Underwriting Your Orange County Real Estate Home Loan
When your Orange County home loan is submitted for underwriting, it goes directly into the hands of an underwriter, whose job is to determine your “creditworthiness” or your ability to repay the loan. The underwriter takes all of the following into consideration when making the decision to approve or disapprove your loan.
- Your Employment History
- A stable history of employment in the same line of work is considered ideal. Job hopping is not looked upon favorably because it may lead to unstable income. However, if you have switched jobs within the same line of work for advancement in that field there should be no problem.
- Your Income
- The underwriter looks carefully at your capacity to repay the loan. Your job stability and gross income (in relation to your expenses) are critical in this regard. Most income must be verified as having been received for at least two years to be used for qualifying purposes.
- Your Credit History
- Your credit history is an indication of your character or your willingness to repay the loan.
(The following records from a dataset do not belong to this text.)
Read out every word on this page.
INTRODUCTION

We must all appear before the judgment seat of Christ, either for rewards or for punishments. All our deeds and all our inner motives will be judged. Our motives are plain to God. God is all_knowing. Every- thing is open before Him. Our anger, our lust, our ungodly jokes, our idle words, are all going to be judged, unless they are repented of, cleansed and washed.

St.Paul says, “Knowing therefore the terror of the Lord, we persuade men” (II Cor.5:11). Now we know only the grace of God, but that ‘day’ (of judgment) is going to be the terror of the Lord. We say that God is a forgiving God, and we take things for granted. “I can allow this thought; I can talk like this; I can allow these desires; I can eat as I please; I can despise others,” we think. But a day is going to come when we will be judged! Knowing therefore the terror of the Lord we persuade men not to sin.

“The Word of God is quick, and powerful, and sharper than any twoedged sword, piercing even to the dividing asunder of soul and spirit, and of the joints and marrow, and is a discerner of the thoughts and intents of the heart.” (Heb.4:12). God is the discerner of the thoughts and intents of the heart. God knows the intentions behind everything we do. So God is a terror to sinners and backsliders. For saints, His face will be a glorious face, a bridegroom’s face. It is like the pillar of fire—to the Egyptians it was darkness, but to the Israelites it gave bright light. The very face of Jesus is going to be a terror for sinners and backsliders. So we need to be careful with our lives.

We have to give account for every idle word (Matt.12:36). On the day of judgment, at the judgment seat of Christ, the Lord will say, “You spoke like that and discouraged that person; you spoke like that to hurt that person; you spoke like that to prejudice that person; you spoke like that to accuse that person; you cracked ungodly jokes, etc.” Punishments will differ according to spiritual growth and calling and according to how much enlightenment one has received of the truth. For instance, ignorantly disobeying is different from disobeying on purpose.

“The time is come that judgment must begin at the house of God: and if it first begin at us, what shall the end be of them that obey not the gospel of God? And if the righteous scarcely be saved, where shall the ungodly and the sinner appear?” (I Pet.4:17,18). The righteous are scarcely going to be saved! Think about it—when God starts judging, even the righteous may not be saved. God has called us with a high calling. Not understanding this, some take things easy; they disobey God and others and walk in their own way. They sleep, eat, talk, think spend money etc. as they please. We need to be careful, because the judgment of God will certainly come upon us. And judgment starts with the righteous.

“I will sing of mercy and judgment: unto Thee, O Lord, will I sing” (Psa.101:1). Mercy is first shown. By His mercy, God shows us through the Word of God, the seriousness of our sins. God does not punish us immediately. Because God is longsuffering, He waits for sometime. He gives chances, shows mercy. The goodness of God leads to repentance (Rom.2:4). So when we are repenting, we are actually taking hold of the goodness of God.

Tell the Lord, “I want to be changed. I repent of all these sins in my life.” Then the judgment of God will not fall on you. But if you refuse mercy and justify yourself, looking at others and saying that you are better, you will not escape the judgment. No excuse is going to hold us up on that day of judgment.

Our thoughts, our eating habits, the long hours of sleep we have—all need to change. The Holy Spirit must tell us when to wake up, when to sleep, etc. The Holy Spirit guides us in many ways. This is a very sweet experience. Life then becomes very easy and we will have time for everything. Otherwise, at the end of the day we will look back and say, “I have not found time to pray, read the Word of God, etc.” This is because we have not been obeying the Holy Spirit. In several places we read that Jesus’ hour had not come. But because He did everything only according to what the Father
The underwriter looks closely at your past payment record (your credit report) in determining this. Any consistent patterns of late payments, collections, etc. are not looked at favorably. Bankruptcies generally must be discharged for at least two years with re-established credit and the reason for bankruptcy must be fully explained. Good explanations for all derogatory credit will need to be provided. All outstanding collections, liens, and judgments will have to be paid off through escrow (consult your loan officer about any credit questions you may have).
- Your Assets
- The money you have available for a down-payment, closing costs, cash reserves (money left over after close of escrow to cover 2-3 months mortgage payments) and other liquid assets in your net worth. The underwriter wants to see your ability to save money and manage your financial affairs. They also need to see the “source of funds” or where the money for the down-payment and closing costs is coming from. Cash from “under the mattress” is usually not acceptable – they must verify that you have had the money (or the assets) for a two or three month period. Never move money around (pay off bills, get a gift, etc.) without first consulting your loan officer about the best way to do it, since it may affect the underwriter’s view of your loan.
- Your Debts
- The underwriter will be concerned with the amount of debt you have because it affects your qualification and your ability to repay the loan. Excessive use of credit may not be looked upon favorably.
- Orange County Property
- Because the property is the lender’s collateral for the loan, the value, marketability and condition of the property are extremely important. The underwriter looks at the appraisal for this information.